Sorry for reviving this old thread, I lost the best timing to follow up
on this while I was on vacation. I have been working on this and found
out some discrepancy, please see below.
On 4/5/23 04:37, Eugenio Perez Martin wrote:
Hi!
As mentioned in the last upstream virtio-networking meeting, one of
the factors that adds more downtime to migration is the handling of
the guest memory (pin, map, etc). At this moment this handling is
bound to the virtio life cycle (DRIVER_OK, RESET). In that sense, the
destination device waits until all the guest memory / state is
migrated to start pinning all the memory.
The proposal is to bind it to the char device life cycle (open vs
close),
Hmmm, really?

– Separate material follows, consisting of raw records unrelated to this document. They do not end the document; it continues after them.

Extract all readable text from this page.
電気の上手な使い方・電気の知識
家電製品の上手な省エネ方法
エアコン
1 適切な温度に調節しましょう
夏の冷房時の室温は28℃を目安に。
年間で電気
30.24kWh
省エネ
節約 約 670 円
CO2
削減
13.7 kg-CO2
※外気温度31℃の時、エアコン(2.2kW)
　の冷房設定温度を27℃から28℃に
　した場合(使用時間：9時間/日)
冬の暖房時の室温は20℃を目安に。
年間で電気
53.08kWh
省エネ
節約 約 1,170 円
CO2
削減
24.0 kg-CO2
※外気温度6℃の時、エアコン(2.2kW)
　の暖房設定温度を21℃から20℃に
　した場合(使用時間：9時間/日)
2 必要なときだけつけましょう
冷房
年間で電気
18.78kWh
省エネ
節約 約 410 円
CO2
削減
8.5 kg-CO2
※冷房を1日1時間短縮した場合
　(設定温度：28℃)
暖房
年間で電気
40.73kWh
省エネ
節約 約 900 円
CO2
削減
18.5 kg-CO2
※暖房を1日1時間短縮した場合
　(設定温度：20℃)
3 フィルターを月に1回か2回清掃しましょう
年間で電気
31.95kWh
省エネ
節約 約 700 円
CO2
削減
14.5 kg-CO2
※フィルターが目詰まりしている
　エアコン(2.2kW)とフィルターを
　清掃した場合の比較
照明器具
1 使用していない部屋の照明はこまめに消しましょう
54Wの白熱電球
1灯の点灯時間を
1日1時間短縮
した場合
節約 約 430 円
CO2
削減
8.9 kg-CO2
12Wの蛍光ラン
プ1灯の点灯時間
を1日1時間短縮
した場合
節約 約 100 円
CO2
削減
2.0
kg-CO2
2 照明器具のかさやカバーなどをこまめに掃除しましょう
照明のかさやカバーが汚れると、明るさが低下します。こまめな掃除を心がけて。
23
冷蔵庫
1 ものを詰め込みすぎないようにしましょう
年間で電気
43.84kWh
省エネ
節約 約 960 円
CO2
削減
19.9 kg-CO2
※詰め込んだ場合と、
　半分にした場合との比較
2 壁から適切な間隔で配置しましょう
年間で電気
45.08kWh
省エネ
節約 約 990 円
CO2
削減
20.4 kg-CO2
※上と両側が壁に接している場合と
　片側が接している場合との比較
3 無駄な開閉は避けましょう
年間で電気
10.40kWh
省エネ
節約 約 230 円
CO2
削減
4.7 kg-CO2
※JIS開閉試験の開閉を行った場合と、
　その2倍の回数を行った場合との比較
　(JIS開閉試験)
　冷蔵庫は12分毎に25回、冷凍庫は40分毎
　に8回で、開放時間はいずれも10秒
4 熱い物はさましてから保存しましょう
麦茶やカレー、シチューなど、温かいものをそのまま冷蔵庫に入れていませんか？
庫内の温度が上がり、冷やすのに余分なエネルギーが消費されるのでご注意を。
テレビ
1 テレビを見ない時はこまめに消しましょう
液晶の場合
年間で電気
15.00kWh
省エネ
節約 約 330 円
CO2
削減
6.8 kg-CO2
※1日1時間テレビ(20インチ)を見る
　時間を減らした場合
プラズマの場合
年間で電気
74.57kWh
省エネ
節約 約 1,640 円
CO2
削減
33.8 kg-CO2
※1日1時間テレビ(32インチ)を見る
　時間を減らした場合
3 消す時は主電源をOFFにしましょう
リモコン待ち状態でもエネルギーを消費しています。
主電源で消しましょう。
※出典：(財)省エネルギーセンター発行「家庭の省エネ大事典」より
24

If it's the life cycle for char device, the next guest /
qemu launch on the same vhost-vdpa device node won't make it work.
so all the guest memory can be pinned for all the guest / qemu
lifecycle.
I think to tie pinning to guest / qemu process life cycle makes more
sense. Essentially this pinning part needs to be decoupled from the
iotlb mapping abstraction layer, and can / should work as a standalone
uAPI. Such that QEMU at the destination may launch and pin all guest's
memory as needed without having to start the device, while awaiting any
incoming migration request. Though problem is, there's no existing vhost
uAPI that could properly serve as the vehicle for that. SET_OWNER /
SET_MEM_TABLE / RESET_OWNER seems a remote fit.. Any objection against
introducing a new but clean vhost uAPI for pinning guest pages, subject
to guest's life cycle?
Another concern is the use_va stuff, originally it tags to the device
level and is made static at the time of device instantiation, which is
fine. But others to come just find a new home at per-group level or
per-vq level struct. Hard to tell whether or not pinning is actually
needed for the latter use_va friends, as they are essentially tied to
the virtio life cycle or feature negotiation. While guest / Qemu starts
way earlier than that. Perhaps just ignore those sub-device level use_va
usages? Presumably !use_va at the device level is sufficient to infer
the need of pinning for device?
Regards,
-Siwei
This has two main problems:
* At this moment the reset semantics forces the vdpa device to unmap
all the memory. So this change needs a vhost vdpa feature flag.
* This may increase the initialization time. Maybe we can delay it if
qemu is not the destination of a LM. Anyway I think this should be
done as an optimization on top.
Any ideas or comments in this regard?
Thanks!